Some of Reinhart’s most influential work, much of it with Graciela Kaminsky, studied the phenomenon of “twin crises” (banking and currency crises). Considering the experiences of many countries, Reinhart and Kaminsky found close links between the two types of crises. Both types of crises typically follow a slowing of the economy. Banking crises (which themselves often follow financial liberalizations) tend to precede currency crises as hot money flows out of the country. Currency crises in turn can make banking crises worse, for example by inducing official interest-rate increases to defend the currency, or by the failure of banks to hedge their foreign-currency exposures. In related work, Reinhart applied these ideas to specific crises, including the Asian and Latin American crises of the 1990s. This line of research exemplifies Reinhart’s research style, which includes use of data from many countries and episodes, attention to the interaction of macroeconomic and financial factors, detailed institutional knowledge, and a global perspective.

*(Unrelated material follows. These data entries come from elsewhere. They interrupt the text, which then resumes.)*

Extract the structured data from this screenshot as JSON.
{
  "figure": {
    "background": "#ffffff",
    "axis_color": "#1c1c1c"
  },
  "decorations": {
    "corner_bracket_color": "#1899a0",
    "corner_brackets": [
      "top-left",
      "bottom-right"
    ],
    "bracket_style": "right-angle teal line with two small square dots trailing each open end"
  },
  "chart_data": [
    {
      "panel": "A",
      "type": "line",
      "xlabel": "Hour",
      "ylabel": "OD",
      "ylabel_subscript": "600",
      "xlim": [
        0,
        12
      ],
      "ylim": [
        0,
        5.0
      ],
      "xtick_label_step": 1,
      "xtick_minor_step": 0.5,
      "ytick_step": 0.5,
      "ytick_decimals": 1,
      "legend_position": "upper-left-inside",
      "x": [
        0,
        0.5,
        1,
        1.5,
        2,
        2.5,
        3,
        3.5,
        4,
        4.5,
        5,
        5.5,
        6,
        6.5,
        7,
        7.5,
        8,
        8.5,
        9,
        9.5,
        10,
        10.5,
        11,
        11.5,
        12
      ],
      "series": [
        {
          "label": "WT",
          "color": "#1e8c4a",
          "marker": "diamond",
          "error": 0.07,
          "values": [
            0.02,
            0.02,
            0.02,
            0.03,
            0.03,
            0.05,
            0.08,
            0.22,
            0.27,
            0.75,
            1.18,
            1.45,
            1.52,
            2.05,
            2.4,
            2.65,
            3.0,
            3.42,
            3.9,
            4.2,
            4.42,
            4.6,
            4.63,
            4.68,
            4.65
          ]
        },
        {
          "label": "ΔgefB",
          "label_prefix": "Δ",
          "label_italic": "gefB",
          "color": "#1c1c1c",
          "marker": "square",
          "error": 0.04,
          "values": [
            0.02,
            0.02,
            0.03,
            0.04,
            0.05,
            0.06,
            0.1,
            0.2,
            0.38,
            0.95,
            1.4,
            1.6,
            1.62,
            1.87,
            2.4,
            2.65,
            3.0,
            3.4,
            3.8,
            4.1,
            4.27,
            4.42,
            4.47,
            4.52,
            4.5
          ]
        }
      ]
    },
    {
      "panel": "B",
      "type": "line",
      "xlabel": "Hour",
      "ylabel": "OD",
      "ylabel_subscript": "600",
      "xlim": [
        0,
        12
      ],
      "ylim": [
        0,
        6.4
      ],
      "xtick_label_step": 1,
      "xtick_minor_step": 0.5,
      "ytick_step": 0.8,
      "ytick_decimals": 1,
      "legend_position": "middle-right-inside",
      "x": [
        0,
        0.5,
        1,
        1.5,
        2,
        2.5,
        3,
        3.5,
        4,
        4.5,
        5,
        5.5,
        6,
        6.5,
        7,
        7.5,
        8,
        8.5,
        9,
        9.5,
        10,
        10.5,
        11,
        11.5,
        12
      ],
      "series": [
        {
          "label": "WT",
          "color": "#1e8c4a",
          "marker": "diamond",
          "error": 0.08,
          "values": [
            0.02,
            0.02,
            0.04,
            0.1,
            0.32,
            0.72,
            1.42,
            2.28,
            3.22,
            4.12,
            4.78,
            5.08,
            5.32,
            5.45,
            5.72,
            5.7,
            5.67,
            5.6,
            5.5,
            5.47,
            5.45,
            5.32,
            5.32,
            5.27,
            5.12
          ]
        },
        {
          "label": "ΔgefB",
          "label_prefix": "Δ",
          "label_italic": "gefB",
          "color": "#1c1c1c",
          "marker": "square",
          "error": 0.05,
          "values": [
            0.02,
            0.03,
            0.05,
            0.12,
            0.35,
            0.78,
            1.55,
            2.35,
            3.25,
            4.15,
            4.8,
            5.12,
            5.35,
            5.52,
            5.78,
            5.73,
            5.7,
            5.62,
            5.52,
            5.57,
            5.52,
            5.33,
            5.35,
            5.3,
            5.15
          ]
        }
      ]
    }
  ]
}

Reinhart’s contributions to the empirics of exchange-rate regimes include a well-known 2002 article with Guillermo Calvo on the “fear of floating.” Conventional wisdom held that emerging-market economies should tend to “corner solutions” in their exchange-rate regimes, i.e., either a hard peg or a free float. The article showed that, in reality, EMEs that claim to allow their exchange rates to float mostly do not, presumably out of concerns for macroeconomic and financial stability.

With her frequent coauthor Kenneth Rogoff, in 2009 Reinhart published a timely and highly-acclaimed book, This Time is Different: Eight Centuries of Financial Folly. The book is a comprehensive empirical study of financial crises, using data series from sixty-six countries beginning as much as 800 years ago. Reinhart and Rogoff looked at a variety of financial calamities, including currency crises, banking crises, hyperinflation, government debt defaults, and their interactions. They link financial crises to macroeconomic conditions, including a country’s economic and financial development, growth rates, outstanding debt, and other factors.  In this and other work they documented the important fact that, historically, recessions following large financial crises tend to be longer and deeper than other downturns, a prediction that was borne out by the slow global recovery from the Great Recession. The book was the winner of the Gold Medal Arthur Ross Book Award, presented by the Council on Foreign Relations, and of many other awards and recognitions. Her other work bearing on the global crisis included work with Rogoff on the effects of public debt on financial stability and an early (2000) piece (with Morris Goldstein and Kaminsky) on early warning indicators of financial instability in emerging-market economies.

In all, Reinhart’s work has shown how to use the experience of many countries and time periods to gather lessons about the causes and prevention of financial crises, topics of evident importance. She is a prolific writer whose work has proved both illuminating and often prescient.